Impacts of friulimicin B and daptomycin on the membrane-associated steps of cell wall biosynthesis. The peptide was added at increasing molar ratios of 0.5 to 2 with respect to the amount of the substrate C₅₅-P. Reaction products synthesized in the absence of friulimicin were taken as the 100% level. Analysis was performed as described in Materials and Methods. (A, B) Impacts of friulimicin on the overall in vitro lipid II synthesis catalyzed by membrane preparations of M. luteus.

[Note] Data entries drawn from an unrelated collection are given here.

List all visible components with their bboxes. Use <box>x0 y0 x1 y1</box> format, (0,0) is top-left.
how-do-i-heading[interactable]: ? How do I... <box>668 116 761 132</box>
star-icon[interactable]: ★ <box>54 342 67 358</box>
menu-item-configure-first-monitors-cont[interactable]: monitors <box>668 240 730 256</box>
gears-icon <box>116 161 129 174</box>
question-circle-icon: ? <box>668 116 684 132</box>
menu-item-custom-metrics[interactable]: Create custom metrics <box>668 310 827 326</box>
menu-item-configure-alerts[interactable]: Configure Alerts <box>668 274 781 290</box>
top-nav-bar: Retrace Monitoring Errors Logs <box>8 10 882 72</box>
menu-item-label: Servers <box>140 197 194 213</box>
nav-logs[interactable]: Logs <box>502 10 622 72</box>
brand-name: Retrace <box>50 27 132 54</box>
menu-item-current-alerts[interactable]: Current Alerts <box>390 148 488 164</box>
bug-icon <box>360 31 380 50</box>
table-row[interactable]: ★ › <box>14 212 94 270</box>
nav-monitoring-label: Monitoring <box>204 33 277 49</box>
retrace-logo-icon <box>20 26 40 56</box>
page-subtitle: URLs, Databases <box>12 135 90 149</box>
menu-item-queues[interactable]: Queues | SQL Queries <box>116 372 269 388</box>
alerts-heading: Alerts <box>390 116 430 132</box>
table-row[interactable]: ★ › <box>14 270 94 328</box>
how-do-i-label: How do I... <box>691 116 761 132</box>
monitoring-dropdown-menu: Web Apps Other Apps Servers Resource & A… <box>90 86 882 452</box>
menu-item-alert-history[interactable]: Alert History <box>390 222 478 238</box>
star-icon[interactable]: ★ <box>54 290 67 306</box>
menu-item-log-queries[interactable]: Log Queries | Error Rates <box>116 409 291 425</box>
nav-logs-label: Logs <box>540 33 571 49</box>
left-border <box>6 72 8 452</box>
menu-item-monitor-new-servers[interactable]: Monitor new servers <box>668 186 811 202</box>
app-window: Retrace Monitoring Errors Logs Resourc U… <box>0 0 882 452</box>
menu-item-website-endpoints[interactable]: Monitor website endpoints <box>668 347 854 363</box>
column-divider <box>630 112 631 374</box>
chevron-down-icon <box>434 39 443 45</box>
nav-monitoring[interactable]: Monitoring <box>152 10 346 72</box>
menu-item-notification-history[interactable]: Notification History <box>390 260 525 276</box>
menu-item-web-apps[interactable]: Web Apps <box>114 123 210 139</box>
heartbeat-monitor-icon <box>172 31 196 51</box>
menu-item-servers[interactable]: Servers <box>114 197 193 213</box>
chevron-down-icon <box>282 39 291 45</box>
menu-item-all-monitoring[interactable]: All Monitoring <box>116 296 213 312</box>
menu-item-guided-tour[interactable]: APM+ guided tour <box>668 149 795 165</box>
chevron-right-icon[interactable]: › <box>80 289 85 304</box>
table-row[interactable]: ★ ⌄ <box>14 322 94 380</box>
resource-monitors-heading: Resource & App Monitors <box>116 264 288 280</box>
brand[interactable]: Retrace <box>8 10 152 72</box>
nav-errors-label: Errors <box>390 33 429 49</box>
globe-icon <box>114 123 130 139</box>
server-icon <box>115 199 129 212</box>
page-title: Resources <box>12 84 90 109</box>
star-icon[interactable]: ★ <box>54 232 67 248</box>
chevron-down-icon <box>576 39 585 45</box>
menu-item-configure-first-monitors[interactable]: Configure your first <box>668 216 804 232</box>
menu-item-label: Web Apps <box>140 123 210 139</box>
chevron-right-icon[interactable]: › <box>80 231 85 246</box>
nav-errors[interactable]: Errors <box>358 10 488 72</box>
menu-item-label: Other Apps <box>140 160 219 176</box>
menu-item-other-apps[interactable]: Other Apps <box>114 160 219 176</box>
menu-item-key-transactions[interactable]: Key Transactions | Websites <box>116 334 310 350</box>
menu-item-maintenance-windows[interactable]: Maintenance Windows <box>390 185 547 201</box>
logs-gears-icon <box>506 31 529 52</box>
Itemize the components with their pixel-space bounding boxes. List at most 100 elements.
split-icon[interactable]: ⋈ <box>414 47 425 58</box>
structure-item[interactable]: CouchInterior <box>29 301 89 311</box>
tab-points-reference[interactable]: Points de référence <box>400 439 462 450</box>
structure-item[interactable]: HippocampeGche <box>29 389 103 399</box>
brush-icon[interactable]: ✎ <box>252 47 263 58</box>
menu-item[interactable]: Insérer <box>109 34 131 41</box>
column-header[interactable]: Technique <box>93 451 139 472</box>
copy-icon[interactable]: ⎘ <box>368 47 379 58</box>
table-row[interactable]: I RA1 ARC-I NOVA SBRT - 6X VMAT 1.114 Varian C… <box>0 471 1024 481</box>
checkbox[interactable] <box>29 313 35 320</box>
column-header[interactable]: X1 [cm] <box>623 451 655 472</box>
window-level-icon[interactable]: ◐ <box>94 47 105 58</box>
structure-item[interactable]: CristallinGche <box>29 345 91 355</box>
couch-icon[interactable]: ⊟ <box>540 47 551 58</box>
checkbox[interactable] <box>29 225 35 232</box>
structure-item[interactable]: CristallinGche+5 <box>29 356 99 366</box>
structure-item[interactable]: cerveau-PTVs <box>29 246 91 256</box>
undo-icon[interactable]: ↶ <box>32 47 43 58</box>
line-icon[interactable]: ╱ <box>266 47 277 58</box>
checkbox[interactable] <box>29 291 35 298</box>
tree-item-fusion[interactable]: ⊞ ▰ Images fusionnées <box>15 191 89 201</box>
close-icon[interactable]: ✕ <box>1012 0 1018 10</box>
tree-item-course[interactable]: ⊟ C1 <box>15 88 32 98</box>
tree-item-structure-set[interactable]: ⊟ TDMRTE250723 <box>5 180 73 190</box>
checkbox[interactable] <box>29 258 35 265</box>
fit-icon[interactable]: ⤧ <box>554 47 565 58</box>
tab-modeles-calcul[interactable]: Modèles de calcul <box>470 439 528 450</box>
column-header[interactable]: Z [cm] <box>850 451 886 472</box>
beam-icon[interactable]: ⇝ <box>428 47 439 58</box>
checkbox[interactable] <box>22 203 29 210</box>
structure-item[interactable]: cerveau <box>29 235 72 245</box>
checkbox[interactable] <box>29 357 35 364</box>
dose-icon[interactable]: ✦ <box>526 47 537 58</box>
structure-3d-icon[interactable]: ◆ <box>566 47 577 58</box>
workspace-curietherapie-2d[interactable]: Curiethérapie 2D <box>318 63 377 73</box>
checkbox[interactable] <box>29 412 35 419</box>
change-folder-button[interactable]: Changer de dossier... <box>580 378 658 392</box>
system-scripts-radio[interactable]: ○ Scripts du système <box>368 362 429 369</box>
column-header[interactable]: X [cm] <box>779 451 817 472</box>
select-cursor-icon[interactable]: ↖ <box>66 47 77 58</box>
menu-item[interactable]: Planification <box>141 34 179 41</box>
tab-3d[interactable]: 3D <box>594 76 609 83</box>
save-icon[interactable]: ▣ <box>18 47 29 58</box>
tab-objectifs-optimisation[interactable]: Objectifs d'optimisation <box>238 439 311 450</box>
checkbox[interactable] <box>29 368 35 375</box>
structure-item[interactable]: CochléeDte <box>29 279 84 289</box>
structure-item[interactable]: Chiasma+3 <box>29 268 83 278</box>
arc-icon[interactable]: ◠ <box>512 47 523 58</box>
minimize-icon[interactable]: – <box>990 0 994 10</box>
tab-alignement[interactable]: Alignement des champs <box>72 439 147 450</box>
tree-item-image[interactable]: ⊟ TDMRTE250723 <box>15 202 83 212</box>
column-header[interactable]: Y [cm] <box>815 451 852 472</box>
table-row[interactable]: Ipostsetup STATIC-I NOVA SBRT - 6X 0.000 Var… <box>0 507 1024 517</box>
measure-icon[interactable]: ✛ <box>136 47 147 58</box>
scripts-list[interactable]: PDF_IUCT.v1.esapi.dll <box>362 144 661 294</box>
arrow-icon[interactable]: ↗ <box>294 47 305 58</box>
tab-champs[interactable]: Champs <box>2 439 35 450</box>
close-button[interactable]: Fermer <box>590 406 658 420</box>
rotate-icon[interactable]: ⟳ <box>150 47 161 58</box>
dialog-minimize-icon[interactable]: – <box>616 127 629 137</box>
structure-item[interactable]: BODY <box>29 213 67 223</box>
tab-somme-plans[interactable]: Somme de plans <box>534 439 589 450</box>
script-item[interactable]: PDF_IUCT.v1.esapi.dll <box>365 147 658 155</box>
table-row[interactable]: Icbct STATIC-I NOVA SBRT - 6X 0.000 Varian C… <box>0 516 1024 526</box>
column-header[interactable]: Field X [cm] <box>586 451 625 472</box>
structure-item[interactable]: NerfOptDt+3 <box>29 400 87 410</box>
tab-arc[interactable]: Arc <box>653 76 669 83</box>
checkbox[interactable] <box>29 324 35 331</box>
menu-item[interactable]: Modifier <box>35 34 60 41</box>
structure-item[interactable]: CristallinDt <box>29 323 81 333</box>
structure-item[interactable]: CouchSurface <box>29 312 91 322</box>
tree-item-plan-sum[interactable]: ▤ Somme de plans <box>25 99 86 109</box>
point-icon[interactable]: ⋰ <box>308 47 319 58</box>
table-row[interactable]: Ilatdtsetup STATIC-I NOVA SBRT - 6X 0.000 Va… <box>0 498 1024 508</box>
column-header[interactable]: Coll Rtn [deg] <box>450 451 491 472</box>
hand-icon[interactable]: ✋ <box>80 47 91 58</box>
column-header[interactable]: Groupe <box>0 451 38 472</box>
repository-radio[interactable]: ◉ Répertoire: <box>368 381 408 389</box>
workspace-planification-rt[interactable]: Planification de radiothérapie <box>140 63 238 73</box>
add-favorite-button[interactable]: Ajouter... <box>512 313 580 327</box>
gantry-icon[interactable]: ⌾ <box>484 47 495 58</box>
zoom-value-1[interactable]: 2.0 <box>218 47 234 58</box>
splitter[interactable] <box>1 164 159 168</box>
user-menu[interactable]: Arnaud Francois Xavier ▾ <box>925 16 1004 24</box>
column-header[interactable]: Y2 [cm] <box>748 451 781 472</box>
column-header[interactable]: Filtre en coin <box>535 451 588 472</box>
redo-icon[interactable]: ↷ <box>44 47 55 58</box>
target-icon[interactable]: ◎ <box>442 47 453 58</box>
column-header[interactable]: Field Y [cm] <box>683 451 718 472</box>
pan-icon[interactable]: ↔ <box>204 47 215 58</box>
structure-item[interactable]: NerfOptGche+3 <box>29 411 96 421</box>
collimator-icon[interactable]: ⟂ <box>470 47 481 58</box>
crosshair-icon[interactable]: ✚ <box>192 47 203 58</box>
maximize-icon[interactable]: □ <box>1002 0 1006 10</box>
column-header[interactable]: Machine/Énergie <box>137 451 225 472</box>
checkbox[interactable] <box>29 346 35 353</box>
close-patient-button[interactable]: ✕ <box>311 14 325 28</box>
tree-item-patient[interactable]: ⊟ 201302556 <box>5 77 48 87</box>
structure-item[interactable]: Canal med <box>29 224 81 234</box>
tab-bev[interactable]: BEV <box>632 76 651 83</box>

Reaction products were excised following TLC (A), and the amount of [¹⁴C]GlcNAc incorporated was quantified (B). (C, D) Inhibition of the MraY-catalyzed reaction by friulimicin. The conversion of [³H]C₅₅-P to lipid I using purified MraY-His₆ was analyzed in the presence of friulimicin by using TLC (C), and quantification was carried out by analysis of radioactivity incorporated (D). The specific MraY inhibitor tunicamycin was used as a control. Error bars show standard deviations. FRI, friulimicin; DAP, daptomycin; +, present.

FIG. 7.

Effects of friulimicin B on the reactions catalyzed by MurG, FemX, and PBP2. Friulimicin B (striped bars) or nisin (dotted bars) was added to the reaction mixture in a molar ratio of 1:1 or 2:1, respectively, with respect to the concentration of lipid intermediate substrate. Filled bars, untreated control.

FIG. 8.

Model for the mode of action of friulimicin B. We postulate friulimicin B to form a stoichiometric complex with bactoprenol phosphate (C₅₅-P). Abduction of the central carbohydrate carrier interrupts precursor cycling and blocks all biosynthetic pathways which make use of C₅₅-P, such as peptidoglycan (right side), wall teichoic acid (left side), and polysaccharide capsule biosyntheses. The simultaneous interference with these pathways obstructs the formation of a functional cell envelope in gram-positive bacteria. FRI, friulimicin B.